Appendix VIII

STATEMENT by the Rev. D. JOHNSTONE regarding the Parish of Waternish, Isle of Skye.
WATERNISH, SKYE, 1883.

I have been now eleven years minister of this parish and so am well acquainted with the condition of the people. That condition is most deplorable and calls loudly for redress. As to the people themselves, they are not in the least lazy, but most industrious, hard-working people, and with a little fair-play would make the finest peasantry in the world. It is needless to inquire how they came to their present state, the remedy for the present state of matters is what the Commission have to deal with.

1. The first remedy I would propose is to give the small tenants, i.e., all paying under £20 of rent, fixity of tenure at a fair rent fixed by a practical man on the side of the landlord and another on the side of the tenants, with, if desired, an oversman in the case of disagreement.
The advantages of fixity of tenure would be :

(1) The crofter would build a better house—the houses of the people here are perfectly disgraceful. When remonstrated with, as I have often done, that they don't build better houses, their answer is that they can't tell how soou they may be removed from their present holdings and sent elsewhere, and so their labour would be in vain.
(2) The crofter would drain and improve his land if he knew that he was not to be disturbed till he reaped some benefit from his work.
(3) It would give the people a spirit of independence they never can have under the present system, which is a relic of feudalism, and when the landlord is as the old chief, when there was " no oath but by the Chaplain's hand, no law but Roderick Dhu's command." The landlord of this parish, who is not more guilty than others of evicting, deprived one of the very best me n in the neighbourhood of his lands because he would not go to hear the lay preacher approved of by the landlord.
(4) It would relieve the crofter of the work asked to be done for nothing if there was fixity of tenure.
From my window I can see a lot divided into two parts, and the crop off this said lot is only two small streaks of com, when the landlord asks and gets 28 day's work from these two individuals over and above their rent and taxes. That I consider complete injustice.
(5) It would relieve the crofter of being bound to sell his beasts to the landlord at the price he thinks fit to give, not the market value of the animal. I was present at the meeting of the Commission here on the 14th May last, and was surprised that the people said the ground-officer gave the market value for what he bought—I knew it to be incorrect and given so through fear, as said ground-officer was present all the time taking notes of what was said. The delegates got a sound scolding from their neighbours when they went out for not speaking the whole truth.
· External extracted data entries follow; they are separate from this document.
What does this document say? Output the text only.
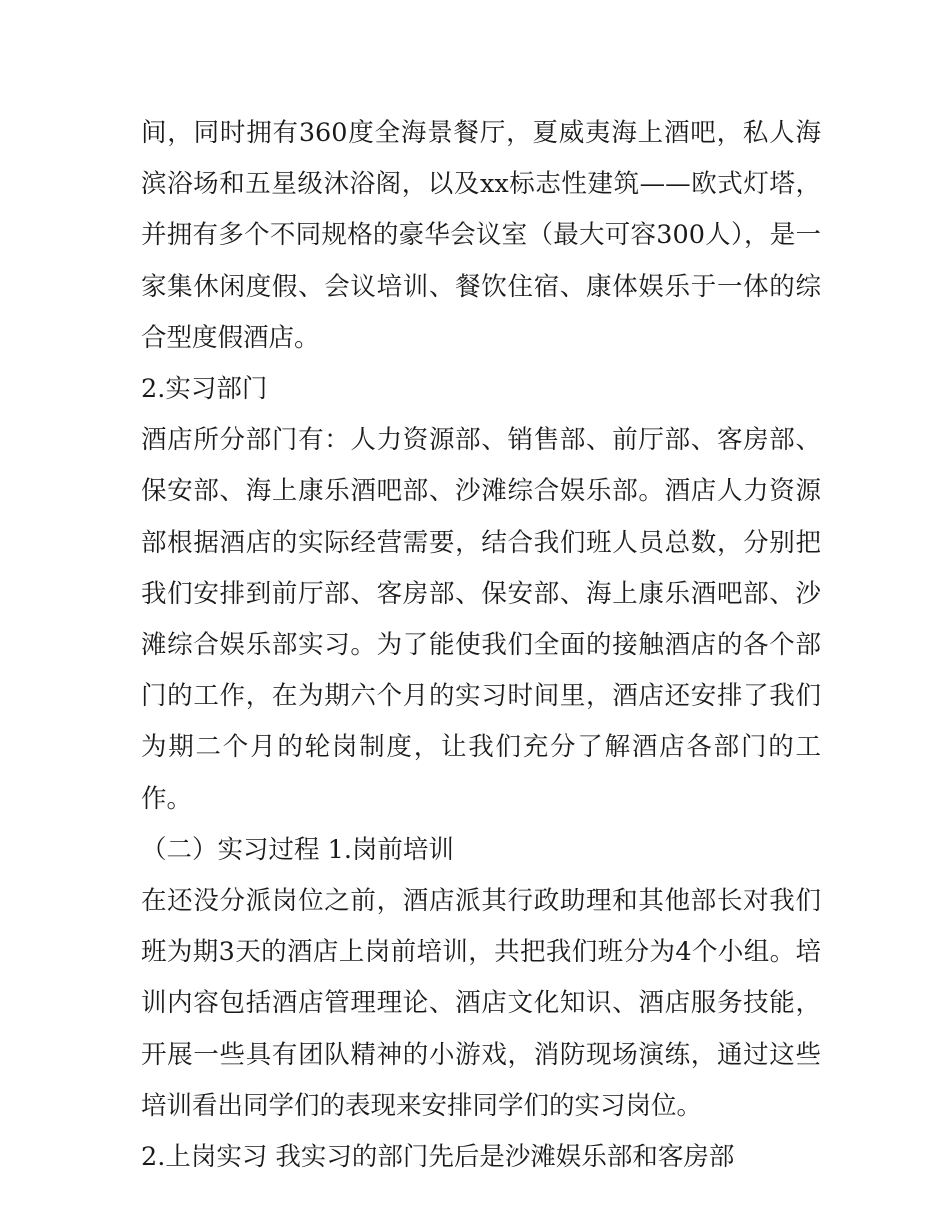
间，同时拥有360度全海景餐厅，夏威夷海上酒吧，私人海滨浴场和五星级沐浴阁，以及xx标志性建筑——欧式灯塔，并拥有多个不同规格的豪华会议室（最大可容300人），是一家集休闲度假、会议培训、餐饮住宿、康体娱乐于一体的综合型度假酒店。

2.实习部门

酒店所分部门有：人力资源部、销售部、前厅部、客房部、保安部、海上康乐酒吧部、沙滩综合娱乐部。酒店人力资源部根据酒店的实际经营需要，结合我们班人员总数，分别把我们安排到前厅部、客房部、保安部、海上康乐酒吧部、沙滩综合娱乐部实习。为了能使我们全面的接触酒店的各个部门的工作，在为期六个月的实习时间里，酒店还安排了我们为期二个月的轮岗制度，让我们充分了解酒店各部门的工作。

（二）实习过程 1.岗前培训

在还没分派岗位之前，酒店派其行政助理和其他部长对我们班为期3天的酒店上岗前培训，共把我们班分为4个小组。培训内容包括酒店管理理论、酒店文化知识、酒店服务技能，开展一些具有团队精神的小游戏，消防现场演练，通过这些培训看出同学们的表现来安排同学们的实习岗位。

2.上岗实习 我实习的部门先后是沙滩娱乐部和客房部
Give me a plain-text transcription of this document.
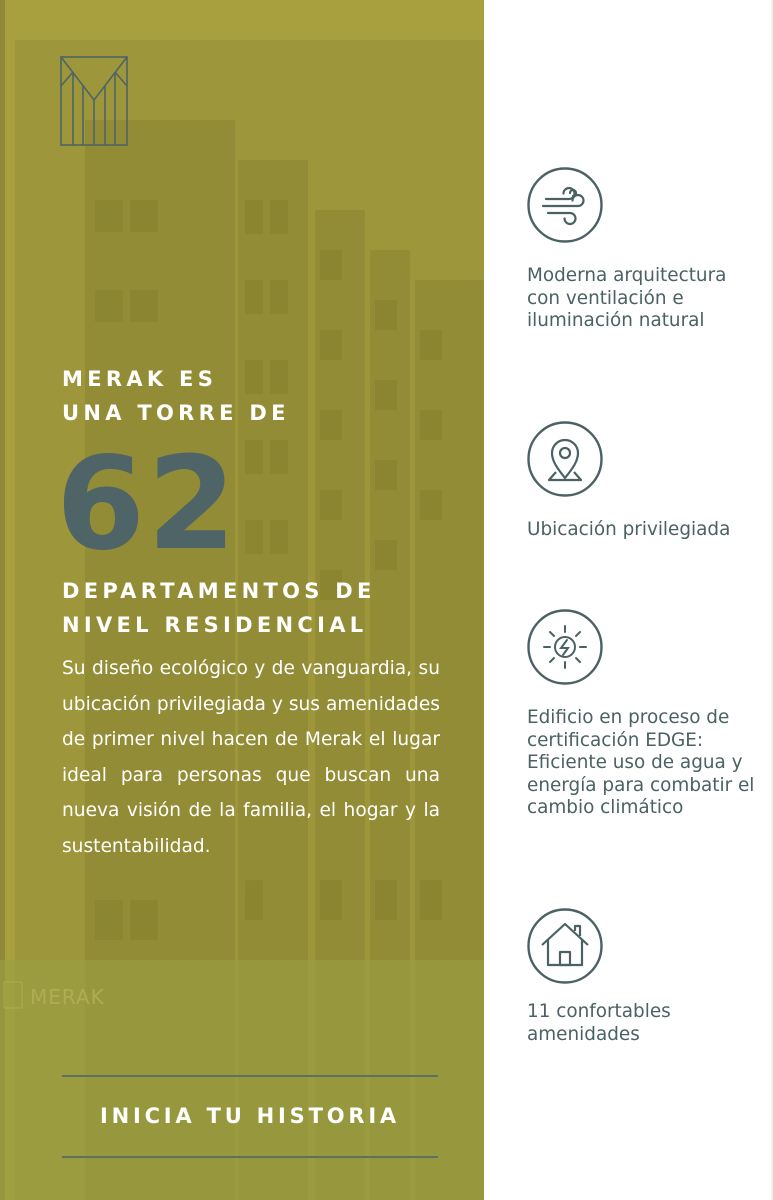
MERAK
MERAK ES
UNA TORRE DE
62
DEPARTAMENTOS DE
NIVEL RESIDENCIAL

Su diseño ecológico y de vanguardia, su ubicación privilegiada y sus amenidades de primer nivel hacen de Merak el lugar ideal para personas que buscan una nueva visión de la familia, el hogar y la sustentabilidad.

INICIA TU HISTORIA

Moderna arquitectura con ventilación e iluminación natural

Ubicación privilegiada

Edificio en proceso de certificación EDGE: Eficiente uso de agua y energía para combatir el cambio climático

11 confortables amenidades
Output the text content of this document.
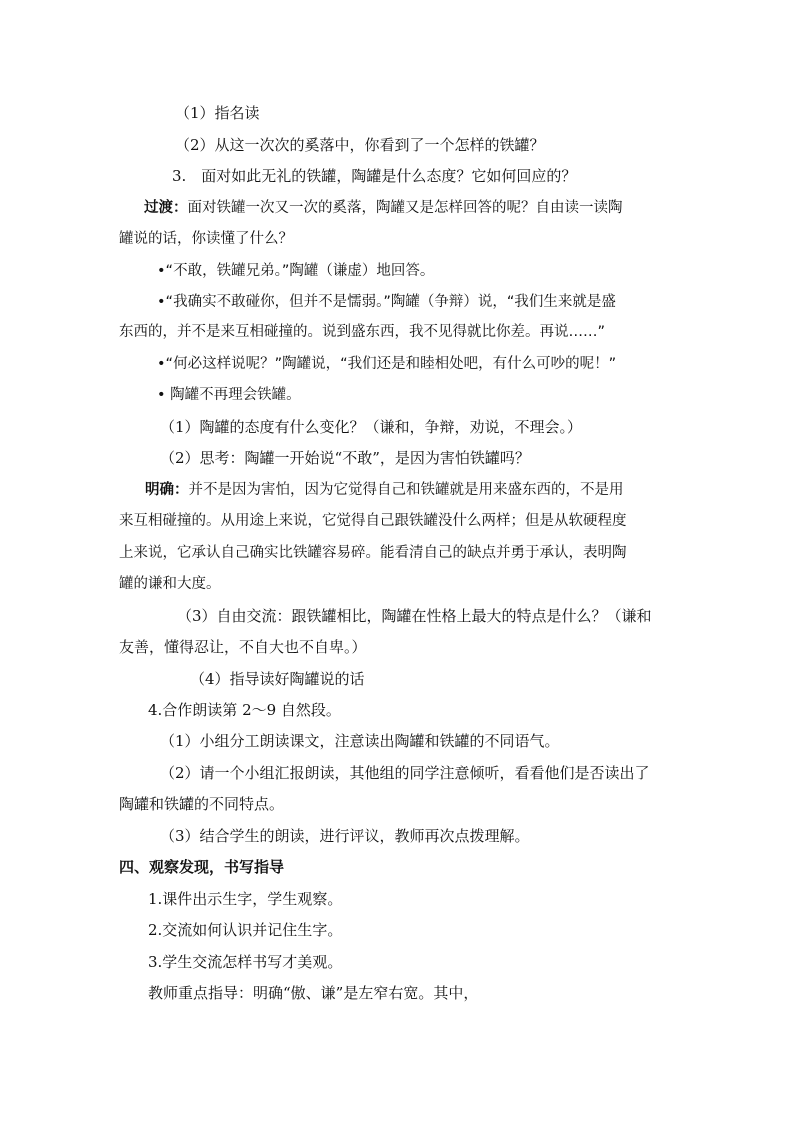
（1）指名读
（2）从这一次次的奚落中，你看到了一个怎样的铁罐？
3.　面对如此无礼的铁罐，陶罐是什么态度？它如何回应的？
过渡：面对铁罐一次又一次的奚落，陶罐又是怎样回答的呢？自由读一读陶
罐说的话，你读懂了什么？
•“不敢，铁罐兄弟。”陶罐（谦虚）地回答。
•“我确实不敢碰你，但并不是懦弱。”陶罐（争辩）说，“我们生来就是盛
东西的，并不是来互相碰撞的。说到盛东西，我不见得就比你差。再说……”
•“何必这样说呢？”陶罐说，“我们还是和睦相处吧，有什么可吵的呢！”
• 陶罐不再理会铁罐。
（1）陶罐的态度有什么变化？（谦和，争辩，劝说，不理会。）
（2）思考：陶罐一开始说“不敢”，是因为害怕铁罐吗？
明确：并不是因为害怕，因为它觉得自己和铁罐就是用来盛东西的，不是用
来互相碰撞的。从用途上来说，它觉得自己跟铁罐没什么两样；但是从软硬程度
上来说，它承认自己确实比铁罐容易碎。能看清自己的缺点并勇于承认，表明陶
罐的谦和大度。
（3）自由交流：跟铁罐相比，陶罐在性格上最大的特点是什么？（谦和
友善，懂得忍让，不自大也不自卑。）
（4）指导读好陶罐说的话
4.合作朗读第 2～9 自然段。
（1）小组分工朗读课文，注意读出陶罐和铁罐的不同语气。
（2）请一个小组汇报朗读，其他组的同学注意倾听，看看他们是否读出了
陶罐和铁罐的不同特点。
（3）结合学生的朗读，进行评议，教师再次点拨理解。
四、观察发现，书写指导
1.课件出示生字，学生观察。
2.交流如何认识并记住生字。
3.学生交流怎样书写才美观。
教师重点指导：明确“傲、谦”是左窄右宽。其中，
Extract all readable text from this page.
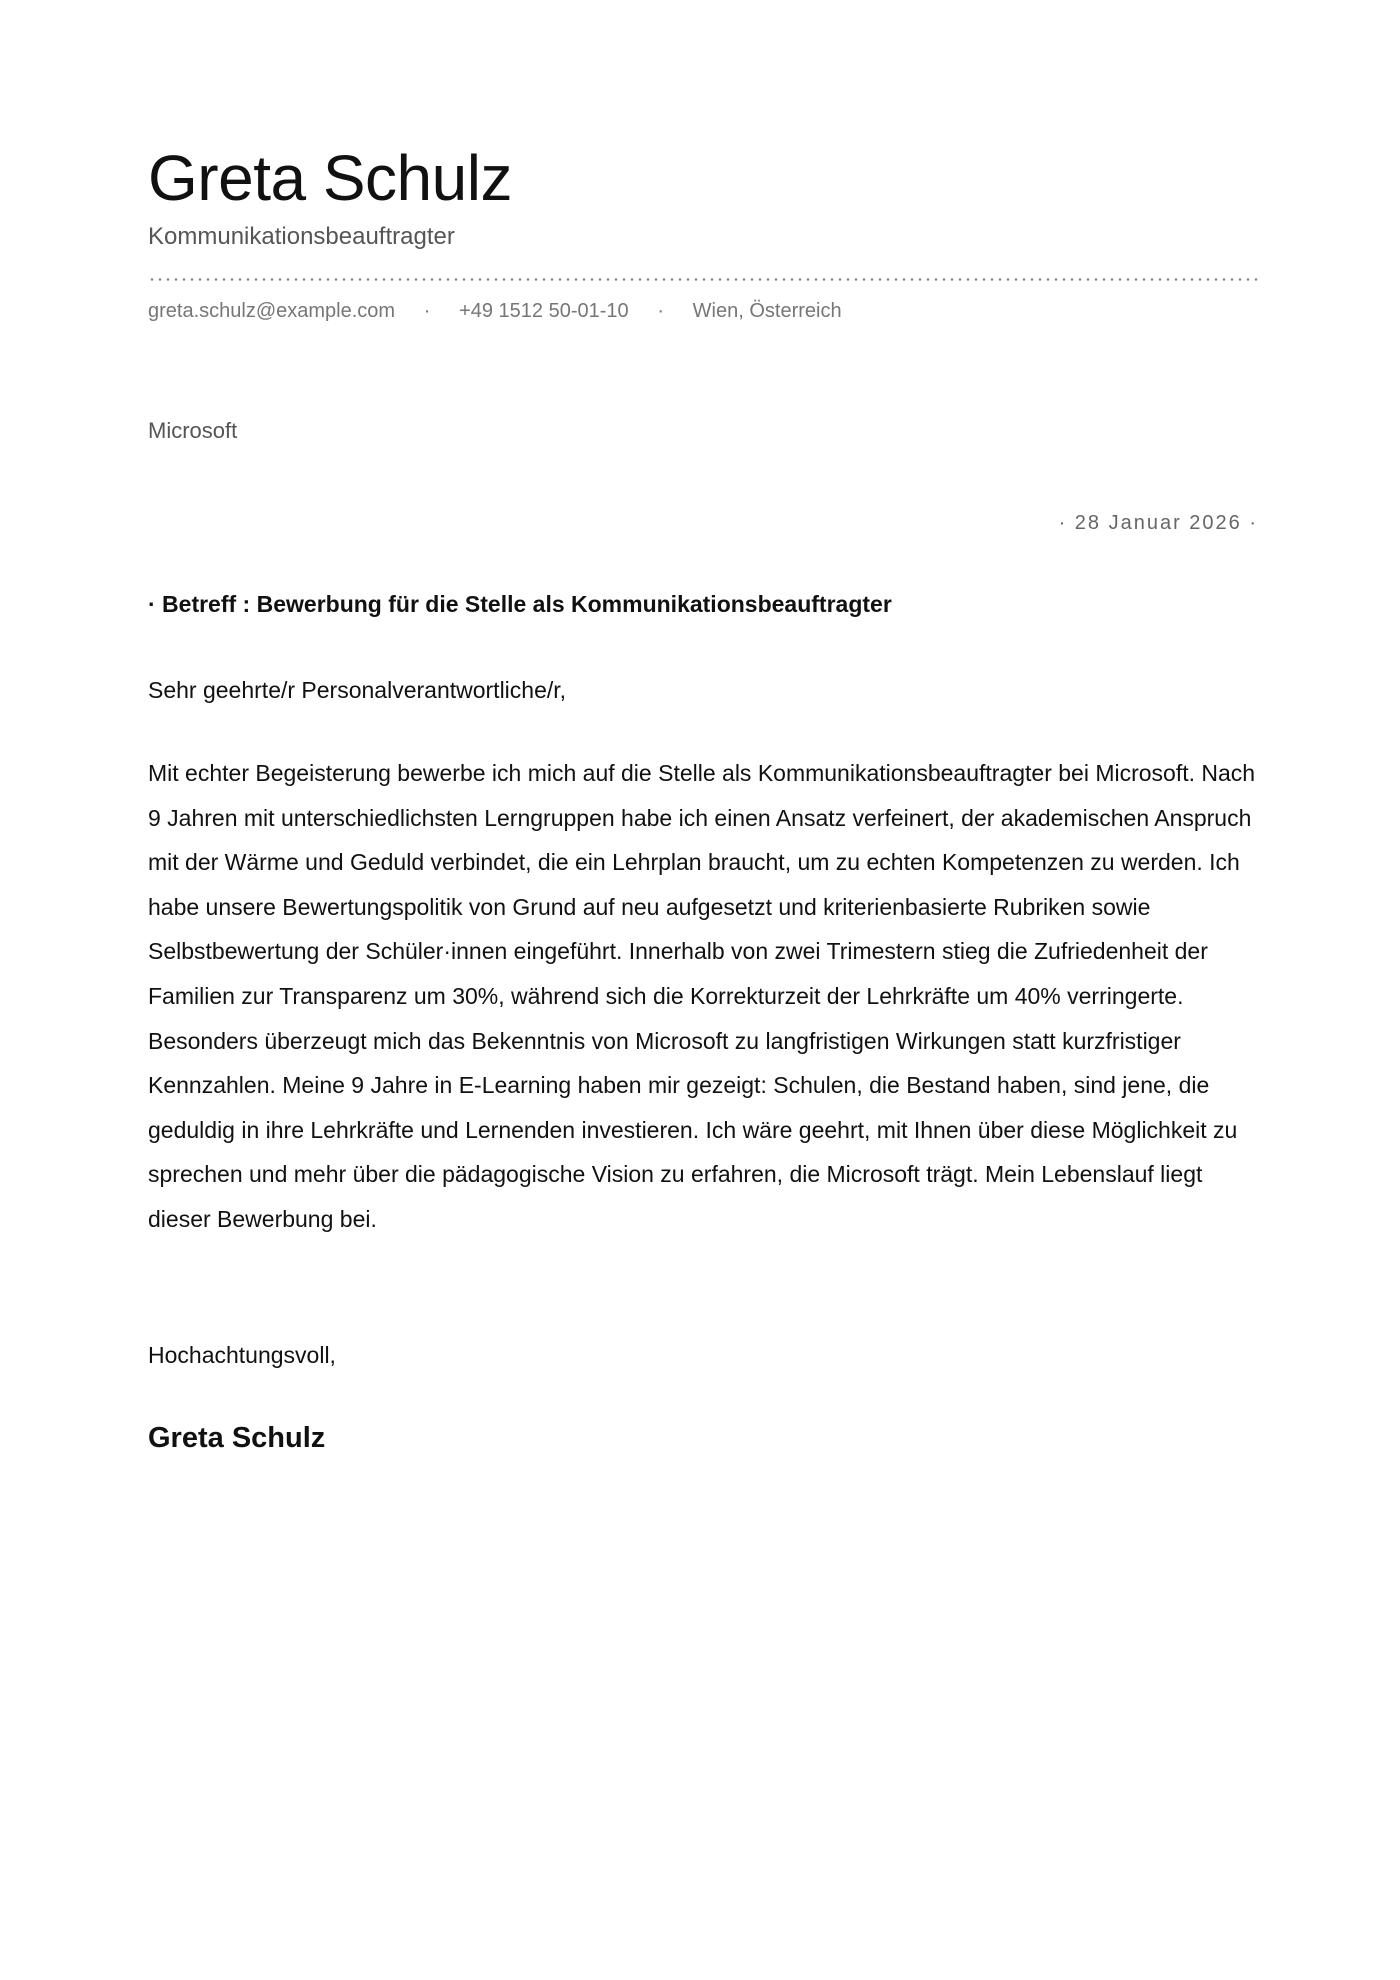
Greta Schulz
Kommunikationsbeauftragter
greta.schulz@example.com	·	+49 1512 50-01-10	·	Wien, Österreich
Microsoft
· 28 Januar 2026 ·
· Betreff : Bewerbung für die Stelle als Kommunikationsbeauftragter
Sehr geehrte/r Personalverantwortliche/r,

Mit echter Begeisterung bewerbe ich mich auf die Stelle als Kommunikationsbeauftragter bei Microsoft. Nach 9 Jahren mit unterschiedlichsten Lerngruppen habe ich einen Ansatz verfeinert, der akademischen Anspruch mit der Wärme und Geduld verbindet, die ein Lehrplan braucht, um zu echten Kompetenzen zu werden. Ich habe unsere Bewertungspolitik von Grund auf neu aufgesetzt und kriterienbasierte Rubriken sowie Selbstbewertung der Schüler·innen eingeführt. Innerhalb von zwei Trimestern stieg die Zufriedenheit der Familien zur Transparenz um 30%, während sich die Korrekturzeit der Lehrkräfte um 40% verringerte. Besonders überzeugt mich das Bekenntnis von Microsoft zu langfristigen Wirkungen statt kurzfristiger Kennzahlen. Meine 9 Jahre in E-Learning haben mir gezeigt: Schulen, die Bestand haben, sind jene, die geduldig in ihre Lehrkräfte und Lernenden investieren. Ich wäre geehrt, mit Ihnen über diese Möglichkeit zu sprechen und mehr über die pädagogische Vision zu erfahren, die Microsoft trägt. Mein Lebenslauf liegt dieser Bewerbung bei.

Hochachtungsvoll,
Greta Schulz
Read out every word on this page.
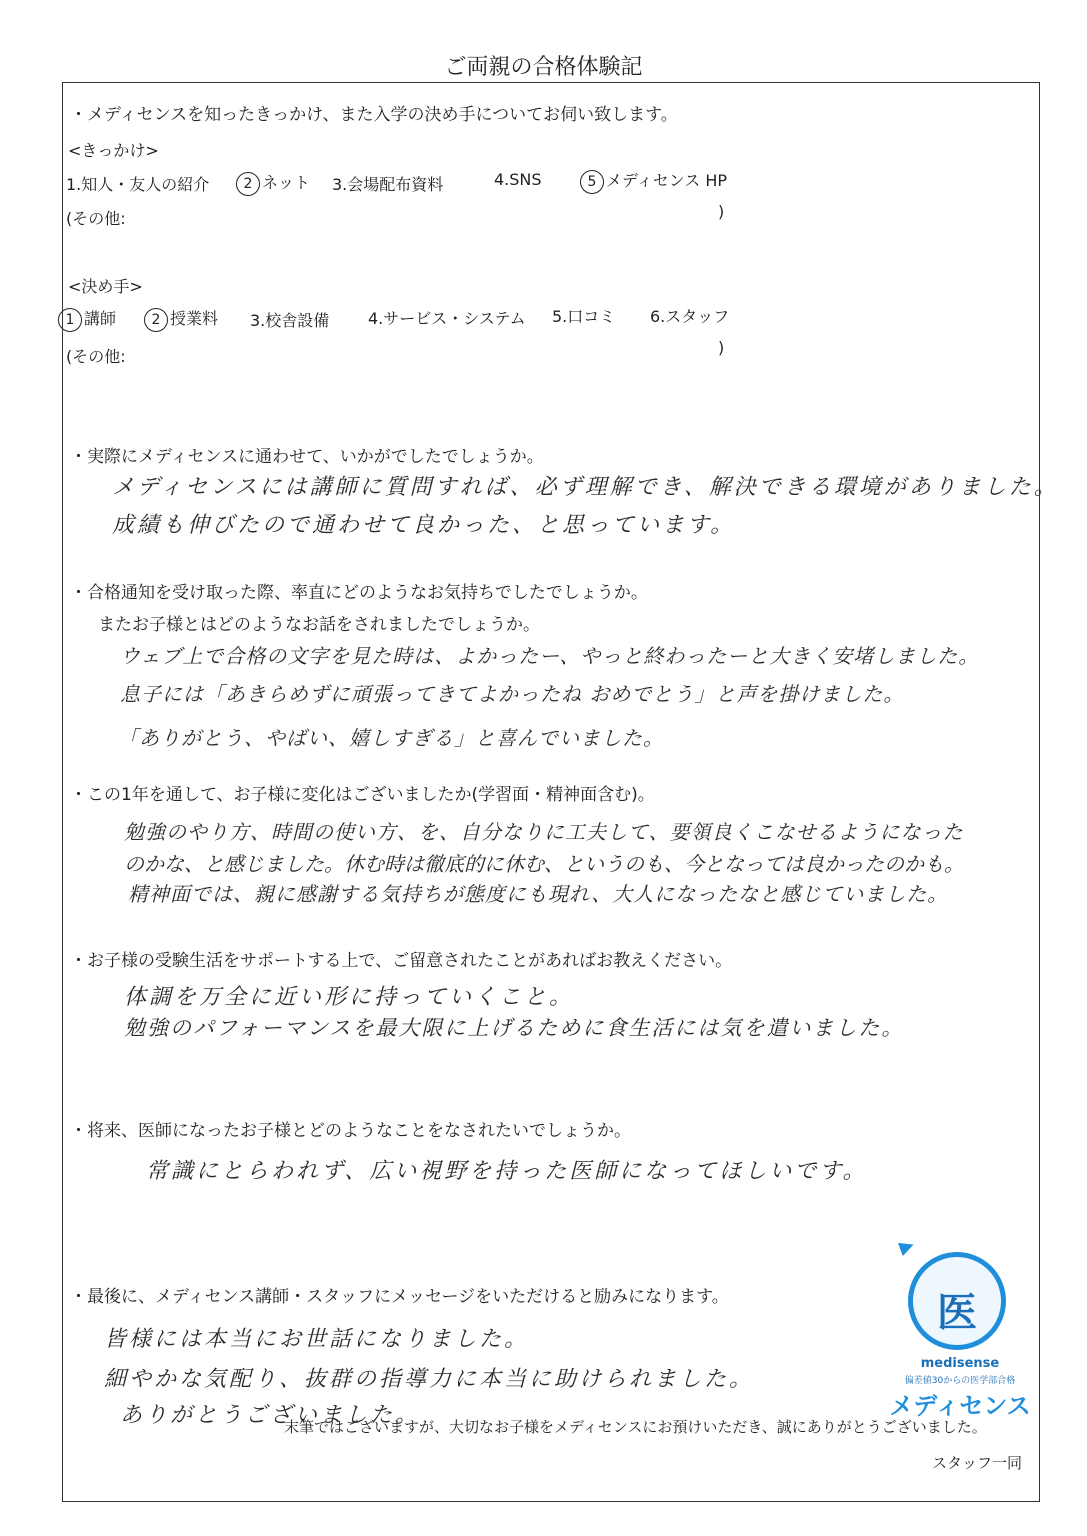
ご両親の合格体験記
・メディセンスを知ったきっかけ、また入学の決め手についてお伺い致します。
<きっかけ>
1.知人・友人の紹介	2 ネット 3.会場配布資料	4.SNS	5 メディセンス HP
(その他:	)
<決め手>
1 講師	2 授業料 3.校舎設備 4.サービス・システム 5.口コミ 6.スタッフ
(その他:	)
・実際にメディセンスに通わせて、いかがでしたでしょうか。
メディセンスには講師に質問すれば、必ず理解でき、解決できる環境がありました。
成績も伸びたので通わせて良かった、と思っています。
・合格通知を受け取った際、率直にどのようなお気持ちでしたでしょうか。
またお子様とはどのようなお話をされましたでしょうか。
ウェブ上で合格の文字を見た時は、よかったー、やっと終わったーと大きく安堵しました。
息子には「あきらめずに頑張ってきてよかったね おめでとう」と声を掛けました。
「ありがとう、やばい、嬉しすぎる」と喜んでいました。
・この1年を通して、お子様に変化はございましたか(学習面・精神面含む)。
勉強のやり方、時間の使い方、を、自分なりに工夫して、要領良くこなせるようになった
のかな、と感じました。休む時は徹底的に休む、というのも、今となっては良かったのかも。
精神面では、親に感謝する気持ちが態度にも現れ、大人になったなと感じていました。
・お子様の受験生活をサポートする上で、ご留意されたことがあればお教えください。
体調を万全に近い形に持っていくこと。
勉強のパフォーマンスを最大限に上げるために食生活には気を遣いました。
・将来、医師になったお子様とどのようなことをなされたいでしょうか。
常識にとらわれず、広い視野を持った医師になってほしいです。
・最後に、メディセンス講師・スタッフにメッセージをいただけると励みになります。
皆様には本当にお世話になりました。
細やかな気配り、抜群の指導力に本当に助けられました。
ありがとうございました。
医
medisense
偏差値30からの医学部合格
メディセンス
末筆ではございますが、大切なお子様をメディセンスにお預けいただき、誠にありがとうございました。
スタッフ一同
2. Another remedy is to give the small tenants an extension of their lots. This can so easily be done that it only requires the landlord and ground-officer to spend two or three days at the work and it is done. Every crofter ought to have as much land as to keep three cows, and a horse between two of them. A horse each is not in the least necessary. Any man of skill could easily tell what land would be necessary for his stock. A stock of three cows and a horse between two of them, with fixity of tenure, I am certain would make the Highlanders as happy as the day is long. In some cases sheep could be kept, but it is not practicable in every instance. Now I may be permitted to say here, that these reforms are urgently needed—the murmurings of the people are loud and deep, and they have great cause of complaint. I could give pages to show this, but it is not necessary.

3. Another remedy is to give the people the sea-ware to help to manure the land. I have been in four or five different parts of the Highlands, and never heard till I came here of the people paying for the seaware. I would ask who gave this stuff to the landlords ? It must have been given them by some musty Act of Parliament. Now it is this sort of legislation that gives the handle to the agitator. Away with such an Act of Parliament! Let an Act be passed that the sea-ware and the shell-fish belong to the people, and not be sent to jail for gathering a few whelks. If I was a Highland landlord I would blush to let it be known that I exacted 9d. or Is. or Is 6d. from a poor man for what was never sown or planted by me. The people complain very much of the taxes, the school-rate is 2s. in the pound. If the Board did its duty, it would be less than the half of that. The compulsory claim is a dead letter. My opinion is that the people injure themselves by their giving to the Free Church collectors—this too very much helps to impoverish them. Some of them are so much attached to the F. C. that they deny themselves and their families the necessaries of life to give to the F. C. minister. The fishing could be very much more vigorously prosecuted here if there was a breakwater or some shelter for their boats against the storms of winter—that too ought at once to be put right.